Leveraging Deep Learning
Now with the ability to use a lot more sophisticated deep learning algorithms on cheap – yet powerful – computing platforms, we’re not far off from the ability to translate, with a high degree of accuracy, pages of handwriting without any pre-configuration. This sounds exciting, but how is it practically implemented within intelligent document processing? There aren’t that many applications that require access to literal transcriptions. Rather, organizations need to operate on specific structured data so that business applications can use it. Turning unstructured data into structured formats of specific information is the realm of IDP.
The value of an IDP solution is primarily judged by one factor: the ability to convert as much unstructured data into structured information at a high degree of accuracy. For example, does plugging into Google cloud vision solve your problem? If you need access to structured information, the answer is almost 100% “no.”

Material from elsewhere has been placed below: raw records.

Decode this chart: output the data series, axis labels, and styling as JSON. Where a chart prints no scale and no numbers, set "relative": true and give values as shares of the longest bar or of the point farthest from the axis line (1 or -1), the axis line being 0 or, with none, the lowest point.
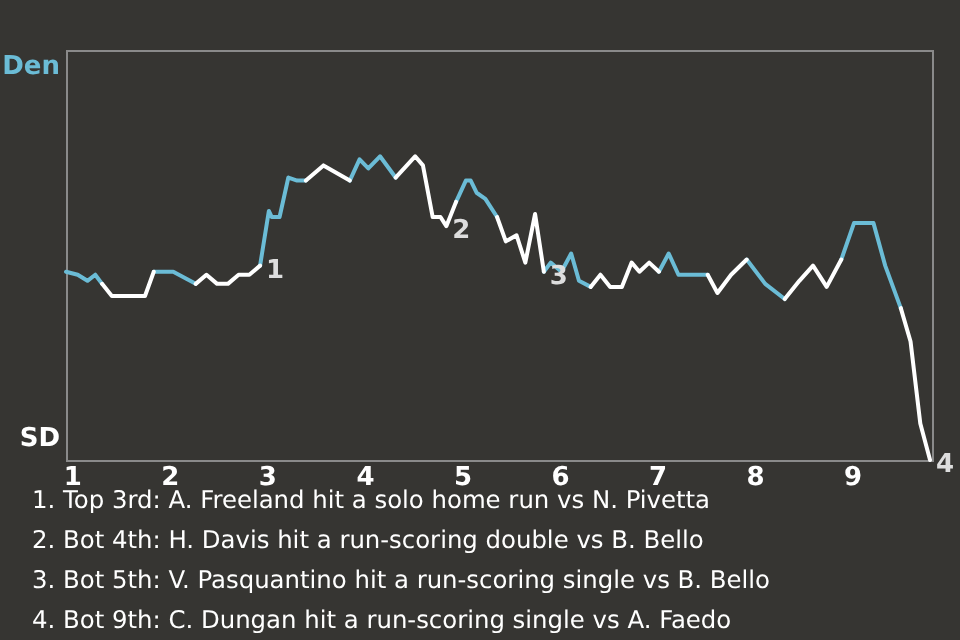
{
  "chart_data": {
    "type": "line",
    "relative": true,
    "x": [
      0.94,
      1.06,
      1.16,
      1.24,
      1.31,
      1.41,
      1.75,
      1.84,
      1.94,
      2.04,
      2.27,
      2.38,
      2.49,
      2.6,
      2.71,
      2.82,
      2.93,
      3.02,
      3.05,
      3.13,
      3.22,
      3.31,
      3.4,
      3.58,
      3.85,
      3.95,
      4.04,
      4.16,
      4.32,
      4.52,
      4.6,
      4.7,
      4.78,
      4.84,
      4.94,
      5.04,
      5.09,
      5.15,
      5.24,
      5.36,
      5.45,
      5.56,
      5.65,
      5.75,
      5.84,
      5.91,
      6.02,
      6.12,
      6.2,
      6.32,
      6.42,
      6.52,
      6.64,
      6.74,
      6.82,
      6.92,
      7.02,
      7.12,
      7.22,
      7.52,
      7.62,
      7.76,
      7.92,
      8.11,
      8.31,
      8.46,
      8.6,
      8.74,
      8.89,
      9.02,
      9.22,
      9.34,
      9.5,
      9.6,
      9.7,
      9.8
    ],
    "xlim": [
      0.94,
      9.82
    ],
    "xticks": [
      1,
      2,
      3,
      4,
      5,
      6,
      7,
      8,
      9
    ],
    "series": [
      {
        "name": "Den",
        "color": "#6bbcd6",
        "values": [
          0.62,
          0.61,
          0.59,
          0.61,
          0.58,
          null,
          null,
          0.62,
          0.62,
          0.62,
          0.58,
          null,
          null,
          null,
          null,
          null,
          0.64,
          0.82,
          0.8,
          0.8,
          0.93,
          0.92,
          0.92,
          null,
          0.92,
          0.99,
          0.96,
          1,
          0.93,
          null,
          null,
          null,
          null,
          null,
          0.85,
          0.92,
          0.92,
          0.88,
          0.86,
          0.8,
          null,
          null,
          null,
          null,
          0.62,
          0.65,
          0.62,
          0.68,
          0.59,
          0.57,
          null,
          null,
          null,
          null,
          null,
          null,
          0.62,
          0.68,
          0.61,
          0.61,
          null,
          null,
          0.66,
          0.58,
          0.53,
          null,
          null,
          null,
          0.66,
          0.78,
          0.78,
          0.64,
          0.5,
          null,
          null,
          null
        ]
      },
      {
        "name": "SD",
        "color": "#ffffff",
        "values": [
          null,
          null,
          null,
          null,
          0.58,
          0.54,
          0.54,
          0.62,
          null,
          null,
          0.58,
          0.61,
          0.58,
          0.58,
          0.61,
          0.61,
          0.64,
          null,
          null,
          null,
          null,
          null,
          0.92,
          0.97,
          0.92,
          null,
          null,
          null,
          0.93,
          1,
          0.97,
          0.8,
          0.8,
          0.77,
          0.85,
          null,
          null,
          null,
          null,
          0.8,
          0.72,
          0.74,
          0.65,
          0.81,
          0.62,
          null,
          null,
          null,
          null,
          0.57,
          0.61,
          0.57,
          0.57,
          0.65,
          0.62,
          0.65,
          0.62,
          null,
          null,
          0.61,
          0.55,
          0.61,
          0.66,
          null,
          0.53,
          0.59,
          0.64,
          0.57,
          0.66,
          null,
          null,
          null,
          0.5,
          0.39,
          0.12,
          0
        ]
      }
    ],
    "annotations": [
      {
        "text": "1",
        "x": 2.93,
        "y": 0.64
      },
      {
        "text": "2",
        "x": 4.84,
        "y": 0.77
      },
      {
        "text": "3",
        "x": 5.84,
        "y": 0.62
      },
      {
        "text": "4",
        "x": 9.8,
        "y": 0
      },
      "1. Top 3rd: A. Freeland hit a solo home run vs N. Pivetta",
      "2. Bot 4th: H. Davis hit a run-scoring double vs B. Bello",
      "3. Bot 5th: V. Pasquantino hit a run-scoring single vs B. Bello",
      "4. Bot 9th: C. Dungan hit a run-scoring single vs A. Faedo"
    ]
  }
}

Handwriting Recognition and Straight Through Processing
Is handwriting recognition, even highly accurate handwriting recognition, going to deliver significant amounts of straight through processing? That depends. It depends on whether you’re pulling-out data from structured forms, performing unstructured word-spotting, or trying to turn transcripts of handwritten text into some sort of meaning using natural language concepts.
The art of handwriting recognition within IDP, it turns out, is the same as the art of using text within IDP: a lot of consideration is required on what needs to be done to convert a transcript of handwriting or text into reliable, structured data.
While Parascript provides handwriting recognition that uses deep learning to provide accuracy levels better than anyone (even Google), we employ a lot of our expertise in the art of knowing where to look, how to convert that data into useful and usable structured information, and even how to create software that knows when it is correct and when to ask for assistance.
There is as much art to it as there is science. And using both, we deliver.